在完成以上配置后成功在网站爬取到250篇文档并进行存储。

预处理文本信息

具体代码在sys\preprocess.py中。

去除无用信息

只保留字母、字母全部小写。

lines = f.readlines()
line = lines[0] + lines[2] + lines[3] + lines[4] + lines[5]
line = re.sub('[^a-zA-Z]', ' ', line)               # 只保留字母
line = line.lower()                                 # 全部小写

设置停用词及还原词型

停用词：去除 “the, is, at…” 等常见词，本系统采⽤的是 stop_words 库中提供的停⽤词
还原词型：把单词还原到词典中的基本形（如 “running” → “run”），本系统采⽤的是 nltk 库中的 WordNetLemmatizer 实现的
clean_corpus：用于构建向量空间模型
raw_corpus：用于建立倒排序索引表

# 停用词
stop_words = set(get_stop_words('en'))
...
raw_text = line.split()
clean_line = [lem.lemmatize(word) for word in raw_text if not word in stop_words]
clean_corpus.append(clean_line)
raw_text = [lem.lemmatize(word) for word in raw_text]
clean_line = ' '.join(clean_line)
raw_corpus.append(raw_text)
corpus.append(clean_line)

建立倒排索引

正向索引:
- 当用户发起查询时（假设查询为一个关键词），搜索引擎会扫描索引库中的所有文档，找出所有包含关键词的文档，这样依次从文档中去查找是否含有关键词的方法叫做正向索引。互联网上存在的网页（或称文档）不计其数，这样遍历的索引结构效率低下，无法满足用户需求。
倒排索引：
- 为了增加效率，搜索引擎会把正向索引变为反向索引（倒排索引）即把“文档→单词”的形式变为“单词→文档”的形式。倒排索引具体机构如下: 单词1→文档1的ID；文档2的ID；文档3的ID…

TF–IDF 算法调研

主要目的：提供一个评判标准，来判断具体采用哪些词语来作为倒排索引表的关键词。

一个词语在语料库中的重要性如下： $$ TF-IDF_{i, j}= TF_{i,j} \cdot IDF_{i} $$ 其中$TF_{i,j}$称为i这个词在第j篇文章中的词频。即： $$ TF_{i,j}=\frac{n_{i,j}}{\sum_k n_{k, j}} $$ 其中$n_{i,j}$是i这个词在第j篇文章出现的次数，$\sum_k n_{k, j}$是第j篇文章中的总词数，而$IDF_{i}$指的是： $$ IDF_i=\frac{|D|}{1 + |{j: t_i \in d_j}|} $$ 其中$|D|$指的是语料库中文档的总量，分母指的是出现该词语的文档数量+1（+1是为了防止没有任何文档包含该词）。

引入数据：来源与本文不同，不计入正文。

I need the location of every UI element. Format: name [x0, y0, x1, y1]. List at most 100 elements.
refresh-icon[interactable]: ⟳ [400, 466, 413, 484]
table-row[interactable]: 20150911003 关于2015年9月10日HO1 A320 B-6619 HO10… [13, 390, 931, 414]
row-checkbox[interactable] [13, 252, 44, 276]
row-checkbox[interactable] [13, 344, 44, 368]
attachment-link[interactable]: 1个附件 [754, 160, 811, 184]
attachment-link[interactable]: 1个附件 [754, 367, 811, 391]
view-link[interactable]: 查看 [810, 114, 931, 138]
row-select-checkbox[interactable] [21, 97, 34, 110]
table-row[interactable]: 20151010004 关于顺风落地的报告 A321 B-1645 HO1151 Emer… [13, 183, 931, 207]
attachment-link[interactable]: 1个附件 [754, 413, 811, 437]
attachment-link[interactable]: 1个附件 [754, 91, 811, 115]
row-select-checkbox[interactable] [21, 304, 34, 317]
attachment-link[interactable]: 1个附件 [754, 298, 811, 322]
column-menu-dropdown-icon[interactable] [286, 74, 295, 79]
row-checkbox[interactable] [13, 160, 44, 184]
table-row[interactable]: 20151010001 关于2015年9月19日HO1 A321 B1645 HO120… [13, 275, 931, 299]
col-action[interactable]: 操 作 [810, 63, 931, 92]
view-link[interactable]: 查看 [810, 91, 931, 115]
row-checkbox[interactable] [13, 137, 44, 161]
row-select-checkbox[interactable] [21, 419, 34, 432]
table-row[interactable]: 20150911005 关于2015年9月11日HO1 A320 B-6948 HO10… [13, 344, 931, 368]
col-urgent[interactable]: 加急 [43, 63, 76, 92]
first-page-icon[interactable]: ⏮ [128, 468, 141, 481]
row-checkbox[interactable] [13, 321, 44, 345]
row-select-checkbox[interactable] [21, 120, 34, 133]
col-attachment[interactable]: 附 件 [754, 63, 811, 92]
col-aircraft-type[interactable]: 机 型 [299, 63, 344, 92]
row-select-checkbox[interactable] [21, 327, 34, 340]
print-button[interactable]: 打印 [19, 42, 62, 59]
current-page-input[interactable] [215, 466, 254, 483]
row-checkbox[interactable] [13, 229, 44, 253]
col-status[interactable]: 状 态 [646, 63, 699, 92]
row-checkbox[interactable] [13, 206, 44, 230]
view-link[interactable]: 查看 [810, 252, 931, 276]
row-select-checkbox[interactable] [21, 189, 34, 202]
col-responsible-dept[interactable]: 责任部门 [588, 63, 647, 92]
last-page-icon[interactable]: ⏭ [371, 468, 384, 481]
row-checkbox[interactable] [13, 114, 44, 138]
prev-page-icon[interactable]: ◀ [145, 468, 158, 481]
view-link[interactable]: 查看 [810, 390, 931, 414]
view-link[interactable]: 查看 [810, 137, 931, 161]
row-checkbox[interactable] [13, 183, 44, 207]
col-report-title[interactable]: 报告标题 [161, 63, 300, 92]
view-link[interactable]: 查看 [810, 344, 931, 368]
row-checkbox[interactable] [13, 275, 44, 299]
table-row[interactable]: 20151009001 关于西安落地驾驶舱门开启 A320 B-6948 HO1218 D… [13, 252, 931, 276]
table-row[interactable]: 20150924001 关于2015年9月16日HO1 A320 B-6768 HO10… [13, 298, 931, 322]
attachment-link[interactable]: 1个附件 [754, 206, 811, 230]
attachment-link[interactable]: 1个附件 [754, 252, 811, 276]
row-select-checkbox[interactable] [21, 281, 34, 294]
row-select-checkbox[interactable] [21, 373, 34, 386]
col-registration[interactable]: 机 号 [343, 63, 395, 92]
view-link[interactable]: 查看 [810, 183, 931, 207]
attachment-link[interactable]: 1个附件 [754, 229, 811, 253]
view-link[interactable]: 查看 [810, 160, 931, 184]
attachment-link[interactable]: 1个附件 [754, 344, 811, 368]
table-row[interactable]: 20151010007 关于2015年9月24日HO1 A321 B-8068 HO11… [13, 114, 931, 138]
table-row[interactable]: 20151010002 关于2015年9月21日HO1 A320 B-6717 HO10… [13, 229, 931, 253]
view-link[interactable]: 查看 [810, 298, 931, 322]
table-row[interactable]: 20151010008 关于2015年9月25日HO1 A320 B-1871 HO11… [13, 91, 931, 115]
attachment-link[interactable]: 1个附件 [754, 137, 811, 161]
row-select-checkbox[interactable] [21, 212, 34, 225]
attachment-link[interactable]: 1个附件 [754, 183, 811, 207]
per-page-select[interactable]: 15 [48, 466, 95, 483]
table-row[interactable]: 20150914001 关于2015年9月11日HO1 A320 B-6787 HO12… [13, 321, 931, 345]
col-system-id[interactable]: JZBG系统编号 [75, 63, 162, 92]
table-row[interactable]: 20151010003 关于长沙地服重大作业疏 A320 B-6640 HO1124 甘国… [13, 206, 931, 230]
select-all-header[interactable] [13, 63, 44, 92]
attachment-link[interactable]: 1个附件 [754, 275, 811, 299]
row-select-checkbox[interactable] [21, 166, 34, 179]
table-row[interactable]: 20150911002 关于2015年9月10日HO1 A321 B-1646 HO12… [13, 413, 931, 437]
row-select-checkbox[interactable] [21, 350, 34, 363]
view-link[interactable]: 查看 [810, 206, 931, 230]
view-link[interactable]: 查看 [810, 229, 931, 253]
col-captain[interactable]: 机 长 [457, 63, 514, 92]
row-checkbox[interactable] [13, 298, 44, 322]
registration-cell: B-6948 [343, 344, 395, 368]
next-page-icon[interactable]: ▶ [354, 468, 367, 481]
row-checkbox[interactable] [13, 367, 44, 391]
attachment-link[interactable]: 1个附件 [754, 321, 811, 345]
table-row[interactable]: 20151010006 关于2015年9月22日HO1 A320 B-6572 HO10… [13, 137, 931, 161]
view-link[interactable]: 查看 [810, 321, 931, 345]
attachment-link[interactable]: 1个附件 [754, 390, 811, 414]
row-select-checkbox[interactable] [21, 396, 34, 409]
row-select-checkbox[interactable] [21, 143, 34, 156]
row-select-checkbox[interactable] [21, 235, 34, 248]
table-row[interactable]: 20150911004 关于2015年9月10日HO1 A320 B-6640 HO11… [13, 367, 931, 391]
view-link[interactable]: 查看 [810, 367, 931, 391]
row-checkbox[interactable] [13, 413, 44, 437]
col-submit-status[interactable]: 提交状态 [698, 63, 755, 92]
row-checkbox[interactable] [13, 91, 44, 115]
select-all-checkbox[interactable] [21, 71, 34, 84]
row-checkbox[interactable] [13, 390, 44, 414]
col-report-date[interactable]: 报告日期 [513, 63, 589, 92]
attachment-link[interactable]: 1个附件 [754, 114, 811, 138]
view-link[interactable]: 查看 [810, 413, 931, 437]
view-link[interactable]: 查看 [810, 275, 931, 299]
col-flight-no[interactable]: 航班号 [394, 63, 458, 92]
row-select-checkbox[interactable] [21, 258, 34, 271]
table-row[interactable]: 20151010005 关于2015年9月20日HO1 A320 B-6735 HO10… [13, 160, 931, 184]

该标准合理的原因是：如果有一个词，他只在第i篇文档中的出现率很高，但是同时又不经常在其他文档中出现，那么它对于第i篇文章来说就是很重要的一个特征。这种情况下该词的对于第i篇文章的TF值和IDF值都很大。其他情况，比如：

一个词尽管出现频繁，但是他在所有文档里都出现频繁，那么它并不是那么重要（特征不明显，比如the, a, we等）
一个词在所有文档中都不怎么出现（生僻词）。

都会导致TF-IDF值变低。

在本系统中评价一个词的重要程度的标准是： $$ importance_{i} = \sum_{k}TF-IDF_{i, k} $$ 即一个词对于语料库中所有文档的TF-IDF值之和

TF–IDF 关键词提取

本系统采用TF-IDF算法，用以评判具体需要采用哪些词语来作为倒排序索引表的关键词，具体使用了python中sklearn.feature_extraction.text这个库来实现：

vectorizer = TfidfVectorizer()          # 初始化向量器
X = vectorizer.fit_transform(corpus)    # 建立词汇表

data = {
  'word': vectorizer.get_feature_names_out(),     # 词汇表中的所有词
  'tfidf': X.toarray().sum(axis=0).tolist()       # 对每一列（每个词）求和，得到该词在所有文档中的总 TF–IDF 值
}
df = pd.DataFrame(data)
df.sort_values(by="tfidf", ascending=False, inplace=True) # 降序排序
key_words = df.head(500)['word'].to_list()                # 选取前500词
with open('json/key_words.json', 'w') as f:
    f.write(json.dumps(key_words))

大致思路：

TfidfVectorizer：自动做词袋模型、计算TF–IDF 。
把矩阵 X 转数组后，按列求和，得到每个词在所有文档中的总TF–IDF分数。
按分数降序，取前 500 个词。
最后将关键词存储到json\key_words.json文件中。

建立索引表

索引表被存在json/reverse_index.json中

# 建立倒排序索引表
reverse_index = {}
for i in range(1, 251):
    for j in range(len(raw_corpus[i - 1])):
        word = raw_corpus[i - 1][j]
        if word in key_words:
            if not reverse_index.get(word):
                reverse_index[word] = {}
            word_index = reverse_index[word]
            if not word_index.get(i):
                word_index[i] = []
            word_index[i].append(j) # word为第i篇文章的第j个词
            reverse_index[word] = word_index
with open('json/reverse_index.json', 'w') as f:
    f.write(json.dumps(reverse_index))

大致思路：

依次获取i.txt的raw_corpus中的单词，对于在key_words里面的单词：
- 为其构建一个键值对：key为该文章名，value为数组，具体为该词在raw_corpus[i]中的索引

索引表结构如下：

{
  "word": {
    "1": [
      1, 2
    ],
    "2": [
      1, 2
    ]
  }
}

表示单词“word”出现在1.txt的第1、2索引处，出现在2.txt的1、2索引处。

文本向量化

⽂本向量化阶段就是要为每⼀个⽂本创建⼀个向量来表示它。根据500个关键词，第i个关键词存在于这篇⽂本中，则该⽂本对应的向量的第i维置1，否则置0，并将该⽂本向量空间保存到json\text_vector.json中。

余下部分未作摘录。